I gave her arm a fresh twist and she arched her back, hissing in pain. This time I clearly understood the word she called me. “It rather seems like it is,” I told her. “Why were you at my house?”

After a moment of meeting her scowl with silence, she unclenched her jaw and spoke, more civilly, but with apparent distaste. “I was delivering a message.” The long vowels and lilting cadence of her voice were similar to the Darfri prisoner’s.

“You’re from the estates,” I guessed aloud, and relaxed my grip, a little. “You left your necklace at my house.” I looked at her more closely. “And I’ve seen you before. You’ve been watching me.”

“So he is not as thick as he looks,” she replied, contemptuous. Her eyes raked over me. They were faintly green in the moonlight. “It would not be hard, I suppose.”

“This isn’t the best time for insults, given your situation.”

“Ha!” She blew another chunk of errant hair out of her mouth. “You think I do not know you need us? We have seen you floundering about trying to talk to Darfri in the city. I even followed your clumsy tracks through our catacombs.” She twisted to see my reaction, and laughed at my shock.
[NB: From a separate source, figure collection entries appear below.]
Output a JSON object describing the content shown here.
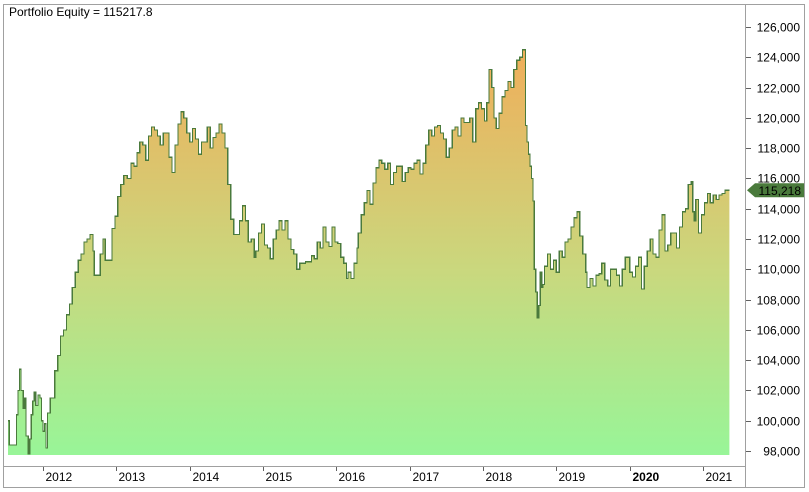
{
  "title": "Portfolio Equity = 115217.8",
  "last_value_label": "115,218",
  "colors": {
    "line": "#4a7a3c",
    "fill_top": "#f0ae5a",
    "fill_mid": "#c9d87e",
    "fill_bottom": "#98f598",
    "badge": "#4a7a3c",
    "axis": "#a0a0a0",
    "frame": "#a0a0a0"
  },
  "chart_data": {
    "type": "area",
    "title": "Portfolio Equity = 115217.8",
    "xlabel": "",
    "ylabel": "",
    "ylim": [
      97500,
      127000
    ],
    "xlim": [
      2011.5,
      2021.55
    ],
    "grid": false,
    "legend": "none",
    "y_ticks": [
      98000,
      100000,
      102000,
      104000,
      106000,
      108000,
      110000,
      112000,
      114000,
      116000,
      118000,
      120000,
      122000,
      124000,
      126000
    ],
    "y_tick_labels": [
      "98,000",
      "100,000",
      "102,000",
      "104,000",
      "106,000",
      "108,000",
      "110,000",
      "112,000",
      "114,000",
      "116,000",
      "118,000",
      "120,000",
      "122,000",
      "124,000",
      "126,000"
    ],
    "x_ticks": [
      2012,
      2013,
      2014,
      2015,
      2016,
      2017,
      2018,
      2019,
      2020,
      2021
    ],
    "x_tick_labels": [
      "2012",
      "2013",
      "2014",
      "2015",
      "2016",
      "2017",
      "2018",
      "2019",
      "2020",
      "2021"
    ],
    "bold_x_tick": "2020",
    "last_value": 115217.8,
    "series": [
      {
        "name": "Portfolio Equity",
        "points": [
          [
            2011.52,
            100000
          ],
          [
            2011.54,
            98400
          ],
          [
            2011.62,
            98400
          ],
          [
            2011.64,
            100400
          ],
          [
            2011.66,
            102000
          ],
          [
            2011.68,
            103400
          ],
          [
            2011.7,
            102000
          ],
          [
            2011.73,
            100800
          ],
          [
            2011.75,
            101500
          ],
          [
            2011.77,
            99000
          ],
          [
            2011.8,
            97800
          ],
          [
            2011.82,
            98800
          ],
          [
            2011.84,
            100400
          ],
          [
            2011.86,
            101300
          ],
          [
            2011.88,
            101900
          ],
          [
            2011.9,
            101000
          ],
          [
            2011.93,
            101700
          ],
          [
            2011.96,
            101500
          ],
          [
            2011.98,
            100000
          ],
          [
            2012.0,
            99300
          ],
          [
            2012.02,
            99800
          ],
          [
            2012.04,
            98200
          ],
          [
            2012.06,
            100500
          ],
          [
            2012.1,
            101500
          ],
          [
            2012.13,
            101500
          ],
          [
            2012.16,
            103300
          ],
          [
            2012.2,
            104300
          ],
          [
            2012.24,
            105600
          ],
          [
            2012.28,
            106000
          ],
          [
            2012.32,
            107000
          ],
          [
            2012.36,
            107700
          ],
          [
            2012.4,
            108800
          ],
          [
            2012.44,
            109800
          ],
          [
            2012.48,
            110600
          ],
          [
            2012.52,
            111000
          ],
          [
            2012.56,
            111800
          ],
          [
            2012.6,
            112000
          ],
          [
            2012.64,
            112300
          ],
          [
            2012.68,
            111200
          ],
          [
            2012.7,
            109600
          ],
          [
            2012.74,
            109600
          ],
          [
            2012.78,
            111000
          ],
          [
            2012.82,
            112000
          ],
          [
            2012.85,
            110600
          ],
          [
            2012.9,
            110600
          ],
          [
            2012.94,
            112700
          ],
          [
            2012.98,
            113500
          ],
          [
            2013.02,
            114800
          ],
          [
            2013.06,
            115600
          ],
          [
            2013.1,
            116200
          ],
          [
            2013.15,
            116000
          ],
          [
            2013.2,
            117000
          ],
          [
            2013.24,
            116800
          ],
          [
            2013.28,
            117700
          ],
          [
            2013.32,
            118400
          ],
          [
            2013.36,
            118200
          ],
          [
            2013.4,
            117200
          ],
          [
            2013.44,
            118800
          ],
          [
            2013.48,
            119400
          ],
          [
            2013.52,
            119200
          ],
          [
            2013.56,
            118800
          ],
          [
            2013.6,
            118200
          ],
          [
            2013.64,
            119000
          ],
          [
            2013.68,
            119000
          ],
          [
            2013.72,
            117400
          ],
          [
            2013.76,
            116400
          ],
          [
            2013.8,
            118200
          ],
          [
            2013.84,
            119600
          ],
          [
            2013.88,
            120400
          ],
          [
            2013.92,
            120000
          ],
          [
            2013.96,
            119000
          ],
          [
            2014.0,
            118400
          ],
          [
            2014.04,
            119300
          ],
          [
            2014.08,
            118600
          ],
          [
            2014.12,
            117600
          ],
          [
            2014.16,
            118400
          ],
          [
            2014.2,
            118400
          ],
          [
            2014.24,
            119400
          ],
          [
            2014.28,
            118000
          ],
          [
            2014.32,
            118700
          ],
          [
            2014.36,
            119000
          ],
          [
            2014.4,
            119600
          ],
          [
            2014.44,
            119000
          ],
          [
            2014.48,
            118000
          ],
          [
            2014.52,
            115600
          ],
          [
            2014.56,
            113300
          ],
          [
            2014.6,
            112300
          ],
          [
            2014.64,
            112300
          ],
          [
            2014.68,
            113200
          ],
          [
            2014.72,
            114200
          ],
          [
            2014.76,
            113200
          ],
          [
            2014.8,
            111800
          ],
          [
            2014.84,
            112000
          ],
          [
            2014.88,
            110800
          ],
          [
            2014.9,
            111200
          ],
          [
            2014.94,
            112400
          ],
          [
            2014.98,
            113000
          ],
          [
            2015.02,
            111600
          ],
          [
            2015.06,
            111400
          ],
          [
            2015.1,
            110700
          ],
          [
            2015.14,
            112000
          ],
          [
            2015.18,
            112600
          ],
          [
            2015.22,
            113200
          ],
          [
            2015.26,
            112600
          ],
          [
            2015.3,
            113200
          ],
          [
            2015.34,
            112000
          ],
          [
            2015.38,
            111300
          ],
          [
            2015.42,
            111000
          ],
          [
            2015.46,
            110000
          ],
          [
            2015.5,
            110400
          ],
          [
            2015.54,
            110400
          ],
          [
            2015.58,
            110500
          ],
          [
            2015.62,
            110500
          ],
          [
            2015.66,
            110900
          ],
          [
            2015.7,
            110700
          ],
          [
            2015.74,
            111800
          ],
          [
            2015.78,
            111400
          ],
          [
            2015.82,
            112800
          ],
          [
            2015.86,
            111800
          ],
          [
            2015.9,
            111500
          ],
          [
            2015.94,
            112800
          ],
          [
            2015.98,
            111800
          ],
          [
            2016.02,
            111700
          ],
          [
            2016.06,
            110800
          ],
          [
            2016.1,
            110400
          ],
          [
            2016.14,
            109400
          ],
          [
            2016.16,
            109800
          ],
          [
            2016.2,
            109400
          ],
          [
            2016.24,
            110400
          ],
          [
            2016.28,
            111400
          ],
          [
            2016.3,
            112400
          ],
          [
            2016.34,
            113600
          ],
          [
            2016.38,
            114400
          ],
          [
            2016.42,
            115200
          ],
          [
            2016.46,
            114300
          ],
          [
            2016.5,
            115700
          ],
          [
            2016.54,
            116700
          ],
          [
            2016.58,
            117200
          ],
          [
            2016.62,
            117000
          ],
          [
            2016.66,
            116600
          ],
          [
            2016.7,
            117000
          ],
          [
            2016.74,
            115600
          ],
          [
            2016.78,
            116400
          ],
          [
            2016.82,
            116800
          ],
          [
            2016.86,
            116800
          ],
          [
            2016.9,
            115800
          ],
          [
            2016.94,
            116400
          ],
          [
            2016.98,
            116700
          ],
          [
            2017.02,
            116600
          ],
          [
            2017.06,
            117000
          ],
          [
            2017.1,
            117200
          ],
          [
            2017.14,
            116300
          ],
          [
            2017.18,
            117000
          ],
          [
            2017.22,
            118200
          ],
          [
            2017.26,
            119200
          ],
          [
            2017.3,
            118800
          ],
          [
            2017.34,
            119400
          ],
          [
            2017.38,
            119500
          ],
          [
            2017.42,
            119000
          ],
          [
            2017.46,
            118600
          ],
          [
            2017.5,
            117400
          ],
          [
            2017.54,
            118000
          ],
          [
            2017.58,
            119200
          ],
          [
            2017.62,
            119400
          ],
          [
            2017.66,
            118800
          ],
          [
            2017.7,
            120000
          ],
          [
            2017.74,
            119700
          ],
          [
            2017.78,
            119700
          ],
          [
            2017.82,
            120000
          ],
          [
            2017.86,
            118400
          ],
          [
            2017.9,
            120600
          ],
          [
            2017.94,
            121000
          ],
          [
            2017.98,
            120600
          ],
          [
            2018.02,
            119800
          ],
          [
            2018.05,
            121000
          ],
          [
            2018.08,
            123200
          ],
          [
            2018.12,
            122000
          ],
          [
            2018.15,
            120000
          ],
          [
            2018.18,
            119300
          ],
          [
            2018.22,
            120300
          ],
          [
            2018.26,
            121400
          ],
          [
            2018.3,
            121800
          ],
          [
            2018.34,
            122400
          ],
          [
            2018.38,
            122000
          ],
          [
            2018.42,
            123200
          ],
          [
            2018.46,
            123800
          ],
          [
            2018.5,
            124000
          ],
          [
            2018.54,
            124500
          ],
          [
            2018.58,
            119500
          ],
          [
            2018.6,
            118400
          ],
          [
            2018.62,
            117600
          ],
          [
            2018.64,
            116800
          ],
          [
            2018.66,
            116000
          ],
          [
            2018.68,
            114500
          ],
          [
            2018.7,
            110000
          ],
          [
            2018.72,
            108500
          ],
          [
            2018.74,
            106800
          ],
          [
            2018.76,
            107600
          ],
          [
            2018.78,
            109800
          ],
          [
            2018.8,
            108800
          ],
          [
            2018.82,
            109000
          ],
          [
            2018.84,
            110200
          ],
          [
            2018.88,
            111000
          ],
          [
            2018.92,
            110000
          ],
          [
            2018.96,
            110600
          ],
          [
            2019.0,
            109800
          ],
          [
            2019.04,
            111200
          ],
          [
            2019.08,
            110800
          ],
          [
            2019.12,
            111800
          ],
          [
            2019.16,
            112000
          ],
          [
            2019.2,
            112800
          ],
          [
            2019.24,
            113400
          ],
          [
            2019.28,
            113800
          ],
          [
            2019.32,
            112200
          ],
          [
            2019.36,
            111000
          ],
          [
            2019.4,
            109800
          ],
          [
            2019.42,
            108800
          ],
          [
            2019.46,
            109400
          ],
          [
            2019.5,
            108900
          ],
          [
            2019.54,
            109600
          ],
          [
            2019.58,
            109700
          ],
          [
            2019.62,
            110400
          ],
          [
            2019.66,
            109300
          ],
          [
            2019.7,
            108900
          ],
          [
            2019.74,
            110000
          ],
          [
            2019.78,
            110000
          ],
          [
            2019.82,
            109600
          ],
          [
            2019.86,
            108900
          ],
          [
            2019.9,
            110000
          ],
          [
            2019.94,
            110800
          ],
          [
            2020.0,
            109800
          ],
          [
            2020.04,
            109500
          ],
          [
            2020.08,
            110200
          ],
          [
            2020.12,
            110800
          ],
          [
            2020.16,
            108700
          ],
          [
            2020.2,
            110200
          ],
          [
            2020.24,
            111200
          ],
          [
            2020.28,
            112000
          ],
          [
            2020.32,
            111000
          ],
          [
            2020.36,
            110800
          ],
          [
            2020.4,
            112600
          ],
          [
            2020.44,
            113600
          ],
          [
            2020.48,
            111200
          ],
          [
            2020.52,
            111600
          ],
          [
            2020.56,
            112400
          ],
          [
            2020.6,
            112400
          ],
          [
            2020.64,
            111400
          ],
          [
            2020.68,
            112800
          ],
          [
            2020.72,
            113800
          ],
          [
            2020.76,
            114000
          ],
          [
            2020.8,
            115600
          ],
          [
            2020.84,
            115800
          ],
          [
            2020.86,
            113800
          ],
          [
            2020.88,
            113200
          ],
          [
            2020.9,
            114600
          ],
          [
            2020.94,
            112400
          ],
          [
            2020.98,
            113600
          ],
          [
            2021.02,
            114400
          ],
          [
            2021.06,
            115000
          ],
          [
            2021.1,
            114400
          ],
          [
            2021.14,
            114900
          ],
          [
            2021.18,
            114600
          ],
          [
            2021.22,
            114900
          ],
          [
            2021.26,
            115000
          ],
          [
            2021.3,
            115218
          ],
          [
            2021.36,
            115218
          ]
        ]
      }
    ]
  }
}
“You? You were following me in the caves?” I thought back. The figure behind me had always been hidden by shadow. I had glimpsed the knife, but only my assumption had painted my assailant as male. “You tried to kill me?”

“Kill you?” If possible, her contempt intensified. “I strolled after your lame-bird tracks to see where you went. Why would I try to kill you?”

I stared at her, confusion rising. “You had a knife.”

She raised an eyebrow. “I always have a knife. You would too if you were Darfri living in this city.” She smirked. “I did not realize how close behind you I was. You saw me and feared me, then? Good. Perhaps it felt like our people feel when they are hunted down through the streets of their own city like vermin.”

There was satisfaction but no deception in her expression. Remembering my abject terror during that dark chase, humiliation flooded me. It had all been in my mind, fueled by my own fears and projections. “Suppose I believe you. What’s the message? You’re here, I’m here. Why don’t you deliver it?”

“Let me up first.”

I hesitated. But, honor-down, she wasn’t wrong—we did need the Darfri. Now more than ever, since we had been so wrong about Batbayer and Varina. Releasing her arm, I stepped back, wary. She rolled to a sitting position and rubbed her upper arm and shoulder. Now that I could see her properly, I wondered how I could have mistaken her for a man. She was as tall as me, or taller, and her shoulders were broad, but her scowling face, painted with shadows and swathes of dark hair, was undeniably feminine. The gray cloak had fallen open, revealing a red cotton blouse, stitched with bright contrasting colors.